Journalist Hopewell Chin’ono was jailed from July to September for what the state said was “incitement to participate in a gathering with intent to promote public violence, breaches of peace or bigotry”.
In 2021, another journalist, Jeffrey Moyo, was detained for 21 days when he was accused of obtaining fake press credentials for two New York Times journalists who were in Zimbabwe for a reporting trip the previous year.
The presidential election is due to be held in July. The ruling Zimbabwe African National Union–Patriotic Front (ZANU–PF) has been in power since independence from Britain in 1980. Its candidate is Mnangagwa, who toppled Zimbabwe’s founding leader, Robert Mugabe, in a 2017 coup.
The 80-year-old is seeking a second five-year term, but the opposition, led by the CCC’s Nelson Chamisa, who is almost half his age, is confident of victory.

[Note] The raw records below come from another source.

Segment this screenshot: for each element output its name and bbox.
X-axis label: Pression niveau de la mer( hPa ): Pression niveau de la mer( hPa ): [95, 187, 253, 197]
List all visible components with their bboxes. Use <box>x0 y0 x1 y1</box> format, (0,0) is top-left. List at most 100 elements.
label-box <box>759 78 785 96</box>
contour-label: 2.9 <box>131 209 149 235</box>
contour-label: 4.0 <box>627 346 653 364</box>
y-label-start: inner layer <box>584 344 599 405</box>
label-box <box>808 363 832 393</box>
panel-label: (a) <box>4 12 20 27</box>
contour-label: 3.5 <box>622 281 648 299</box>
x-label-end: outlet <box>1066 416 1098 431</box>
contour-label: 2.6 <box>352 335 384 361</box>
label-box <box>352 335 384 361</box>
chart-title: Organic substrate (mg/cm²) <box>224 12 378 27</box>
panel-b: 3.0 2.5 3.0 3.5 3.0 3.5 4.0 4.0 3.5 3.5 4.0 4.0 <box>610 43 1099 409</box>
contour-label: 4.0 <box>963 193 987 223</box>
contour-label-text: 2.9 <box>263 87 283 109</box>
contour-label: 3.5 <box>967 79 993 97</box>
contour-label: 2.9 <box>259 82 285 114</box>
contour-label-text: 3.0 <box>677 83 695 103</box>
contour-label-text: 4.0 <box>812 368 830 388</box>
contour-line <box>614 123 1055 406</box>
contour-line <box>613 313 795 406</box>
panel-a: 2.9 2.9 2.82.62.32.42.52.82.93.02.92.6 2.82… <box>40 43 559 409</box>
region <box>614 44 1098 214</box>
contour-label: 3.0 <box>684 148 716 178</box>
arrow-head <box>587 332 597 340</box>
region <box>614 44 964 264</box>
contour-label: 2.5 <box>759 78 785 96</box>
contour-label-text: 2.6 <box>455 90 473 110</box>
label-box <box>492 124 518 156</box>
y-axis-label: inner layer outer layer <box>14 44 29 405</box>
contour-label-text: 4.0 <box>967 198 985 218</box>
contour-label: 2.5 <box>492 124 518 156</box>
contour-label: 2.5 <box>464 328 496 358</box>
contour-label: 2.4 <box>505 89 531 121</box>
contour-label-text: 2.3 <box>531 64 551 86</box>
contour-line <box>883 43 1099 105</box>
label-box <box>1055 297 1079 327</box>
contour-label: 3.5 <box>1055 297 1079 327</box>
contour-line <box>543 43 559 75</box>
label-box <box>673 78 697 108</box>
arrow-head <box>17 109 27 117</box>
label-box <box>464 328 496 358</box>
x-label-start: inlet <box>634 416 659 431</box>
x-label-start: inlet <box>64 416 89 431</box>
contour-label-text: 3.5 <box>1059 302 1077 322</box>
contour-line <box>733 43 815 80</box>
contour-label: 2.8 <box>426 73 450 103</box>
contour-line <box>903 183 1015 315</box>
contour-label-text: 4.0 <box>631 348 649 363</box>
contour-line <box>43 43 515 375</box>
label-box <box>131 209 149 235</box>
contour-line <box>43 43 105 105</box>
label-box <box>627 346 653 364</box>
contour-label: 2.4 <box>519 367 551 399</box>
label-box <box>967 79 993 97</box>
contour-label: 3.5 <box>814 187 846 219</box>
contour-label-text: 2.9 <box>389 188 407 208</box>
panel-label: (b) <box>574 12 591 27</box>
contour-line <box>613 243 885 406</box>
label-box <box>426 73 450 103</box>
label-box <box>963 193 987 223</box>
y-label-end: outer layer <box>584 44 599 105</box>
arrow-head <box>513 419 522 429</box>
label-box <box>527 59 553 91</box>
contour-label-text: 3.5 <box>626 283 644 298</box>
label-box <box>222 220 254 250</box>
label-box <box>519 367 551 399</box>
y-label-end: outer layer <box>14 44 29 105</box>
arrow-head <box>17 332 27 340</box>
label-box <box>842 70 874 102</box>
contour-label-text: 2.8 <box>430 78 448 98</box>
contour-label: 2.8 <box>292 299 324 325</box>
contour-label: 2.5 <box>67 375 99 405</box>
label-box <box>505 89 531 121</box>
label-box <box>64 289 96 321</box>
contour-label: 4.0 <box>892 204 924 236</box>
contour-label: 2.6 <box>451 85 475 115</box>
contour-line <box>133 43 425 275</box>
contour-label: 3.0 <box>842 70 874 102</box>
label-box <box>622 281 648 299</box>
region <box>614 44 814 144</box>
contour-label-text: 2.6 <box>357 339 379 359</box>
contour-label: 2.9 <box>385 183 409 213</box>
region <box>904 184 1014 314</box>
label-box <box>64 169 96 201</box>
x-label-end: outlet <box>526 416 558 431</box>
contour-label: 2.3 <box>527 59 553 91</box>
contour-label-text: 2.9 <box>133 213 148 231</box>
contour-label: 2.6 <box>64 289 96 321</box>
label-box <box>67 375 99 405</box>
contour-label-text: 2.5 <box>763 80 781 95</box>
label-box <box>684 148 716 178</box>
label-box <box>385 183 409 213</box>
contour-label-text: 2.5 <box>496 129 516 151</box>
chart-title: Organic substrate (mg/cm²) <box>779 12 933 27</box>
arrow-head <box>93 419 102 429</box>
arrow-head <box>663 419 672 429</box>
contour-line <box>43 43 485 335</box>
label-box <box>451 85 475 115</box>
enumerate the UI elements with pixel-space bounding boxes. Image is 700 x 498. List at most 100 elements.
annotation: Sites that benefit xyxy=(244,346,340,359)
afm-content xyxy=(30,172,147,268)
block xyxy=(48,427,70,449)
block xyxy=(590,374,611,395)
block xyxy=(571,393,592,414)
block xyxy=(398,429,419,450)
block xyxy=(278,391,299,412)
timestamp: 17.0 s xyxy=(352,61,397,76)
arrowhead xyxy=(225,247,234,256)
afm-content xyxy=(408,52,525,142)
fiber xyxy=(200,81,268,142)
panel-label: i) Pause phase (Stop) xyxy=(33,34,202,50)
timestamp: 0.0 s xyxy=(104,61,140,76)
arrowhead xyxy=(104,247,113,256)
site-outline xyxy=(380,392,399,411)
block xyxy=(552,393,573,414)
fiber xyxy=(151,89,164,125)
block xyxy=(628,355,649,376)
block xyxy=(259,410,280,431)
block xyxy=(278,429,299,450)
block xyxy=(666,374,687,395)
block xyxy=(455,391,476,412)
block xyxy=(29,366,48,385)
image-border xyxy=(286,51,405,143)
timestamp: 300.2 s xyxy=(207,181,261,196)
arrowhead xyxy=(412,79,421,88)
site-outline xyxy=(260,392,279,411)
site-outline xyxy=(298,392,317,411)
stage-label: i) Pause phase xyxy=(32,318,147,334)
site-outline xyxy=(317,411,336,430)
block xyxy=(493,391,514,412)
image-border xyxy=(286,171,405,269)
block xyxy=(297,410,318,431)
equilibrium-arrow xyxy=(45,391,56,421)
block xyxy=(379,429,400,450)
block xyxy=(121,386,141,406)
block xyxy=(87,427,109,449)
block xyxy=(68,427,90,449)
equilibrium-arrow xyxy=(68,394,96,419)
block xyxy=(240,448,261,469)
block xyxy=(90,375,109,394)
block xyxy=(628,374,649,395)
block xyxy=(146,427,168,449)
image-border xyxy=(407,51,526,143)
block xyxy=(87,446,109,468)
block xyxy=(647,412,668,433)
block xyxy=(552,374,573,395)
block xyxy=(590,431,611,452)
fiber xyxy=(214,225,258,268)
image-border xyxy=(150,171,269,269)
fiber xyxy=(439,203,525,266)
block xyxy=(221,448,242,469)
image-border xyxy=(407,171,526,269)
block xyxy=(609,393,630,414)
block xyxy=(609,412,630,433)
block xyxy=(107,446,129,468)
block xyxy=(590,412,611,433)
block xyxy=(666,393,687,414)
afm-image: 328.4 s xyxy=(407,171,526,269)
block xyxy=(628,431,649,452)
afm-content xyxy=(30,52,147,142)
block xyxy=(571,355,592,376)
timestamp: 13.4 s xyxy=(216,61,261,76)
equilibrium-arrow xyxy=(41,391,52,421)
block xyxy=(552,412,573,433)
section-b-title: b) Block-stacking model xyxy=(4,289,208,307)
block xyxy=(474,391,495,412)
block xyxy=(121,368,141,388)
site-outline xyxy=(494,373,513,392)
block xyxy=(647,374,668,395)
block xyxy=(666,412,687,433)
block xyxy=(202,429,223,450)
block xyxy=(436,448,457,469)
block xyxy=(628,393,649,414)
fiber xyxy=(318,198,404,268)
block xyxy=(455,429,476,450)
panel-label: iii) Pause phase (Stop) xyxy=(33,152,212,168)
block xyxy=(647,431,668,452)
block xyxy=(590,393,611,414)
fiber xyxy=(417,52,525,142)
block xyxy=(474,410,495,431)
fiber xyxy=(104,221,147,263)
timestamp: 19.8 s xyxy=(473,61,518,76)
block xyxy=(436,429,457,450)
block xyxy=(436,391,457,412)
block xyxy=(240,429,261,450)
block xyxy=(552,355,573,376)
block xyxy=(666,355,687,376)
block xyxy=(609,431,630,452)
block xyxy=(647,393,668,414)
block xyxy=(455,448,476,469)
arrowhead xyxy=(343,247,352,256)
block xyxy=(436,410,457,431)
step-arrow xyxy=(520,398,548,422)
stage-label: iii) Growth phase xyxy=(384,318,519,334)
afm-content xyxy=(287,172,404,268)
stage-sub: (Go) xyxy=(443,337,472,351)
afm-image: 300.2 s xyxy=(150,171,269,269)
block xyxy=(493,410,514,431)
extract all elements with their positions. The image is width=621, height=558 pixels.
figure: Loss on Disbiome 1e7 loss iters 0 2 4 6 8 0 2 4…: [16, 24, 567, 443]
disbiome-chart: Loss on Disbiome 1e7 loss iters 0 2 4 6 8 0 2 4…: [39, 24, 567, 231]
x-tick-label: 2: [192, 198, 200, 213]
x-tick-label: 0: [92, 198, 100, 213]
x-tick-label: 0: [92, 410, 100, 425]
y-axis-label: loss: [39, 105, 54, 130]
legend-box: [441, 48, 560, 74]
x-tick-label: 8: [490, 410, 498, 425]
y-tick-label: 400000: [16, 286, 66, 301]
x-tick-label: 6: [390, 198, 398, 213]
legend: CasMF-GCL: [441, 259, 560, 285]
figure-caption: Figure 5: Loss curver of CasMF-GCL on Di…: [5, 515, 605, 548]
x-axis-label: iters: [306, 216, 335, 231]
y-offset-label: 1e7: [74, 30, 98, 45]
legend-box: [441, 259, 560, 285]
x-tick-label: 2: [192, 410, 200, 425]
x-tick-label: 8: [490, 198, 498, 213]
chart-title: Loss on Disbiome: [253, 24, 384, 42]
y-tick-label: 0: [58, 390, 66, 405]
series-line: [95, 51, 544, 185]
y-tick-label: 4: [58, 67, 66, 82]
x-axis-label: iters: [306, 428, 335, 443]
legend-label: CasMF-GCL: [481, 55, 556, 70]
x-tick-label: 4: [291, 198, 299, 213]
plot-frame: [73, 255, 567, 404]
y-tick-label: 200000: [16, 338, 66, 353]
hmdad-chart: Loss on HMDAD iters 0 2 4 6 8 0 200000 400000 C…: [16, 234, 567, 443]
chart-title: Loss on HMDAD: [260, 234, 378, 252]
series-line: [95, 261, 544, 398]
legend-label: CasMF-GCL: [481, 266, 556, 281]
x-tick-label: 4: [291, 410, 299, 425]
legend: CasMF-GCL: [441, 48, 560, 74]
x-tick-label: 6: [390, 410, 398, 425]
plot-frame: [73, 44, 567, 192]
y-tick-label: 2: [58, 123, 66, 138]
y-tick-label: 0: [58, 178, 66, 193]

Zimbabwe’s floundering economy has been a thorny issue ahead of the vote, but so have the arrests of opposition supporters who hold what police say are “illegal gatherings”.
Political parties must seek police clearance at least two weeks before an event. Security agencies have refused permission for many opposition gatherings, saying there is no manpower to police the events.
According to Chamisa, the police have barred 68 of his party’s meetings in recent weeks.
The opposition accuses the police of being partisan and under the control of the ruling party, but ZANU-PF spokesperson Chris Mutsvanga said the party is a “private voluntary entity, … not the government of Zimbabwe”.
“Instead there is an executive, a judiciary and a legislature,” he told Al Jazeera. “The ZRP [police] answers to these constitutional bodies, definitely not to ZANU-PF.”
Tafadzwa Mugwadi, another ruling party stalwart, said his party remains popular and did not need help from state institutions like the police or electoral commission.
“The fake agenda about reforms is being fronted by the CCC and its puppet masters in the EU and US who want to find a smokescreen to justify continued illegal sanctions on Zimbabwe beyond 2023,” Mugwadi said.
‘Selective application of the law’
Analysts said concerns are growing about the shrinking democratic space in Zimbabwe.
Musa Kika – executive director of Zimbabwe Human Rights NGO Forum, a coalition of 22 human rights advocacy groups – told Al Jazeera that bans on opposition gatherings are a “time-tested strategy” to instil fear in the opposition.
“[It is] a cycle that repeats itself every election year,” he said. “This is obviously abuse of the criminal justice system and abuse of the constitution that provides rights to a fair trial, etc.”
He and other activists said there has been a “selective application of the law” because the opposition has been barred from holding events while the ruling party has faced little or no obstruction.
In January, authorities revoked the registration of 291 non-governmental groups and civil society organizations for “noncompliance with the provisions of [the] Private Voluntary Organization Act”.
Government critics said that violates the freedom of association enshrined in international human rights laws to which Zimbabwe is a party, including the African Charter on Human and Peoples’ Rights.
“Zimbabwe’s repression of civil society organizations needs to stop, especially in light of the general election this year,” said Ashwanee Budoo-Scholtz, the deputy Africa director at Human Rights Watch. “The government needs to stop using the Private Voluntary Organization Act as a tool to silence the exercise of fundamental democratic rights.”
For Nyembe, who is nursing a back injury he received when he was arrested, this was not his first experience of political-related violence. He was part of Zimbabwe’s independence struggle in the 1970s, and he remains determined to vote in the coming election.
“I want a better future for my children,” he said. “My youngest daughter could not find a job, and she had to go to South Africa.”